Jean-Léon Gérôme (1824-1904). The tulip frenzy

Por Osmani Baullosa Acosta*

TULIPAE

La noche en que Willem regresó de Alkmaar, Margriet tenía preparada una cena con el doctor Gregorius van der Plas y su familia. 

El médico era también un entusiasta admirador de los tulipanes, así como muchos comerciantes de todo tipo, boticarios, abogados, fabricantes de zuecos, notarios, dueños de panaderías, mercaderes de lino y seda, de Haarlem y otras ciudades de aquella república precoz.

Holanda se encontraba en ese tiempo afectada por la peste bubónica, y simultáneamente se veía conmocionada por otra especie de fiebre, que se dio en llamar “tulipomanía”, consistente en una afición desmedida por esas flores, capaz de trastornar la forma de vida y remover las propiedades de un buen número de sus paisanos.

Mi padre me contó por primera vez siendo yo un niño parte de la historia de Willem y  -todo acerca de- el exacerbado frenesí que dominaba a los tulipómanos en aquellos años, de lo cual el holandés le habló a él.

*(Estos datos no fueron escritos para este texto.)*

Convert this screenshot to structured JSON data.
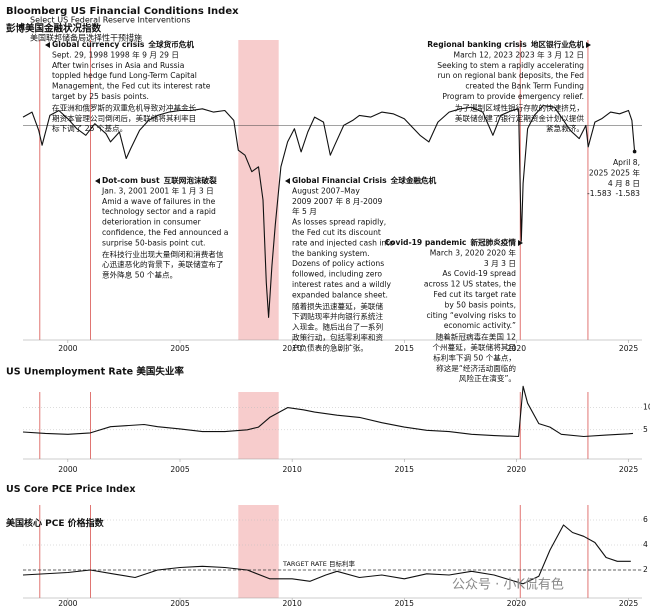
{
  "header": {
    "title": "Bloomberg US Financial Conditions Index",
    "title_zh": "彭博美国金融状况指数",
    "subtitle": "Select US Federal Reserve Interventions",
    "subtitle_zh": "美国联邦储备局选择性干预措施"
  },
  "interventions": {
    "x": [
      1998.75,
      2001.01,
      2020.17,
      2023.19
    ],
    "shaded": [
      2007.6,
      2009.4
    ]
  },
  "annotations": [
    {
      "title": "Global currency crisis",
      "title_zh": "全球货币危机",
      "lines": [
        "Sept. 29, 1998  1998 年 9 月 29 日",
        "After twin crises in Asia and Russia",
        "toppled hedge fund Long-Term Capital",
        "Management, the Fed cut its interest rate",
        "target by 25 basis points."
      ],
      "lines_zh": [
        "在亚洲和俄罗斯的双重危机导致对冲基金长",
        "期资本管理公司倒闭后，美联储将其利率目",
        "标下调了 25 个基点。"
      ]
    },
    {
      "title": "Dot-com bust",
      "title_zh": "互联网泡沫破裂",
      "lines": [
        "Jan. 3, 2001  2001 年 1 月 3 日",
        "Amid a wave of failures in the",
        "technology sector and a rapid",
        "deterioration in consumer",
        "confidence, the Fed announced a",
        "surprise 50-basis point cut."
      ],
      "lines_zh": [
        "在科技行业出现大量倒闭和消费者信",
        "心迅速恶化的背景下，美联储宣布了",
        "意外降息 50 个基点。"
      ]
    },
    {
      "title": "Global Financial Crisis",
      "title_zh": "全球金融危机",
      "lines": [
        "August 2007–May",
        "2009  2007 年 8 月-2009",
        "年 5 月",
        "As losses spread rapidly,",
        "the Fed cut its discount",
        "rate and injected cash into",
        "the banking system.",
        "Dozens of policy actions",
        "followed, including zero",
        "interest rates and a wildly",
        "expanded balance sheet."
      ],
      "lines_zh": [
        "随着损失迅速蔓延，美联储",
        "下调贴现率并向银行系统注",
        "入现金。随后出台了一系列",
        "政策行动，包括零利率和资",
        "产负债表的急剧扩张。"
      ]
    },
    {
      "title": "Regional banking crisis",
      "title_zh": "地区银行业危机",
      "lines": [
        "March 12, 2023  2023 年 3 月 12 日",
        "Seeking to stem a rapidly accelerating",
        "run on regional bank deposits, the Fed",
        "created the Bank Term Funding",
        "Program to provide emergency relief."
      ],
      "lines_zh": [
        "为了遏制区域性银行存款的快速挤兑，",
        "美联储创建了银行定期资金计划以提供",
        "紧急救济。"
      ]
    },
    {
      "title": "Covid-19 pandemic",
      "title_zh": "新冠肺炎疫情",
      "lines": [
        "March 3, 2020  2020 年",
        "3 月 3 日",
        "As Covid-19 spread",
        "across 12 US states, the",
        "Fed cut its target rate",
        "by 50 basis points,",
        "citing “evolving risks to",
        "economic activity.”"
      ],
      "lines_zh": [
        "随着新冠病毒在美国 12",
        "个州蔓延，美联储将其目",
        "标利率下调 50 个基点，",
        "称这是“经济活动面临的",
        "风险正在演变”。"
      ]
    },
    {
      "lines": [
        "April 8,",
        "2025  2025 年",
        "4 月 8 日"
      ]
    }
  ],
  "chart_data": [
    {
      "type": "line",
      "xlim": [
        1998,
        2025.6
      ],
      "xticks": [
        2000,
        2005,
        2010,
        2015,
        2020,
        2025
      ],
      "ylim": [
        -12,
        2.5
      ],
      "x": [
        1998,
        1998.4,
        1998.7,
        1998.85,
        1999.2,
        1999.6,
        2000,
        2000.4,
        2000.8,
        2001.2,
        2001.7,
        2001.9,
        2002.3,
        2002.6,
        2002.8,
        2003.2,
        2003.6,
        2004,
        2004.5,
        2005,
        2005.5,
        2006,
        2006.5,
        2007,
        2007.4,
        2007.6,
        2007.9,
        2008.2,
        2008.5,
        2008.7,
        2008.85,
        2008.95,
        2009.1,
        2009.25,
        2009.5,
        2009.8,
        2010.1,
        2010.4,
        2010.7,
        2011,
        2011.4,
        2011.7,
        2011.9,
        2012.3,
        2012.7,
        2013,
        2013.5,
        2014,
        2014.5,
        2015,
        2015.7,
        2016.1,
        2016.5,
        2017,
        2017.5,
        2018,
        2018.5,
        2018.95,
        2019.3,
        2019.8,
        2020.1,
        2020.22,
        2020.3,
        2020.5,
        2020.8,
        2021.2,
        2021.7,
        2022,
        2022.4,
        2022.8,
        2023.1,
        2023.2,
        2023.5,
        2023.8,
        2024.2,
        2024.6,
        2025,
        2025.15,
        2025.27
      ],
      "series": [
        {
          "color": "#111111",
          "values": [
            0.5,
            0.8,
            -0.3,
            -1.2,
            0.6,
            0.9,
            0.4,
            -0.2,
            -0.6,
            0.1,
            -0.5,
            -1.0,
            -0.4,
            -2.0,
            -1.4,
            -0.3,
            0.3,
            0.6,
            0.8,
            0.9,
            0.9,
            1.0,
            0.8,
            0.9,
            0.3,
            -1.5,
            -1.8,
            -2.8,
            -2.5,
            -4.5,
            -9.5,
            -11.6,
            -8.5,
            -6.0,
            -2.5,
            -1.0,
            -0.2,
            -1.6,
            -0.4,
            0.5,
            0.2,
            -1.8,
            -1.2,
            0.0,
            0.3,
            0.6,
            0.5,
            0.8,
            0.7,
            0.4,
            -0.6,
            -1.0,
            0.2,
            0.8,
            1.0,
            1.1,
            0.8,
            -0.6,
            0.6,
            0.9,
            1.0,
            -7.0,
            -3.5,
            -0.2,
            0.6,
            1.2,
            1.1,
            0.5,
            -0.3,
            -0.8,
            0.0,
            -1.3,
            0.2,
            0.4,
            0.8,
            0.7,
            0.9,
            0.3,
            -1.583
          ]
        }
      ]
    },
    {
      "type": "line",
      "title": "US Unemployment Rate  美国失业率",
      "xlim": [
        1998,
        2025.6
      ],
      "xticks": [
        2000,
        2005,
        2010,
        2015,
        2020,
        2025
      ],
      "ylim": [
        0,
        16
      ],
      "yticks": [
        5,
        10
      ],
      "grid": true,
      "x": [
        1998,
        1999,
        2000,
        2001,
        2001.9,
        2003.4,
        2004,
        2005,
        2006,
        2007,
        2008,
        2008.5,
        2009,
        2009.8,
        2010.5,
        2011,
        2012,
        2013,
        2014,
        2015,
        2016,
        2017,
        2018,
        2019,
        2020.1,
        2020.3,
        2020.5,
        2021,
        2021.5,
        2022,
        2023,
        2024,
        2025,
        2025.2
      ],
      "series": [
        {
          "color": "#111111",
          "values": [
            4.5,
            4.2,
            4.0,
            4.3,
            5.7,
            6.2,
            5.7,
            5.2,
            4.6,
            4.6,
            5.0,
            5.6,
            7.8,
            10.0,
            9.5,
            9.0,
            8.3,
            7.8,
            6.6,
            5.6,
            4.9,
            4.6,
            4.0,
            3.7,
            3.5,
            14.8,
            11.0,
            6.4,
            5.6,
            4.0,
            3.5,
            3.8,
            4.1,
            4.2
          ]
        }
      ]
    },
    {
      "type": "line",
      "title": "US Core PCE Price Index",
      "title_zh": "美国核心 PCE 价格指数",
      "xlim": [
        1998,
        2025.6
      ],
      "xticks": [
        2000,
        2005,
        2010,
        2015,
        2020,
        2025
      ],
      "ylim": [
        0,
        7
      ],
      "yticks": [
        2,
        4,
        6
      ],
      "grid": true,
      "target": 2,
      "target_label": "TARGET RATE  目标利率",
      "x": [
        1998,
        2000,
        2001,
        2002,
        2003,
        2004,
        2005,
        2006,
        2007,
        2008,
        2009,
        2010,
        2010.8,
        2011.5,
        2012,
        2013,
        2014,
        2015,
        2016,
        2017,
        2018,
        2019,
        2020.3,
        2021,
        2021.5,
        2022.1,
        2022.5,
        2023,
        2023.5,
        2024,
        2024.5,
        2025.1
      ],
      "series": [
        {
          "color": "#111111",
          "values": [
            1.6,
            1.8,
            2.0,
            1.7,
            1.4,
            2.0,
            2.2,
            2.3,
            2.2,
            2.0,
            1.3,
            1.3,
            1.1,
            1.6,
            1.9,
            1.4,
            1.6,
            1.3,
            1.7,
            1.6,
            1.9,
            1.6,
            0.9,
            1.5,
            3.6,
            5.6,
            5.0,
            4.7,
            4.2,
            3.0,
            2.7,
            2.7
          ]
        }
      ]
    }
  ],
  "watermark": "公众号 · 小K侃有色"
}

Me advirtió desde un comienzo que se trataba de situaciones reales, y que igualmente lo era la gente a la que se refirió: Willem, su esposa Margriet, los amigos, demás cercanos… Pero dijo que sabía de ellos a través de libros. Eso hasta que yo sobrepasé la mayoría de edad; entonces agregó fragmentos más escabrosos a la historia, incluyendo la aparición de Albia, y cómo ella provocó que la vida de aquel joven de Haarlem diera un vuelco.

Fue, en efecto, tras cumplir yo una edad que le pareció suficiente, y otros requisitos que tenía previstos él, cuando me confesó, además de lo anterior, que había conocido a Willem sin libro alguno de por medio.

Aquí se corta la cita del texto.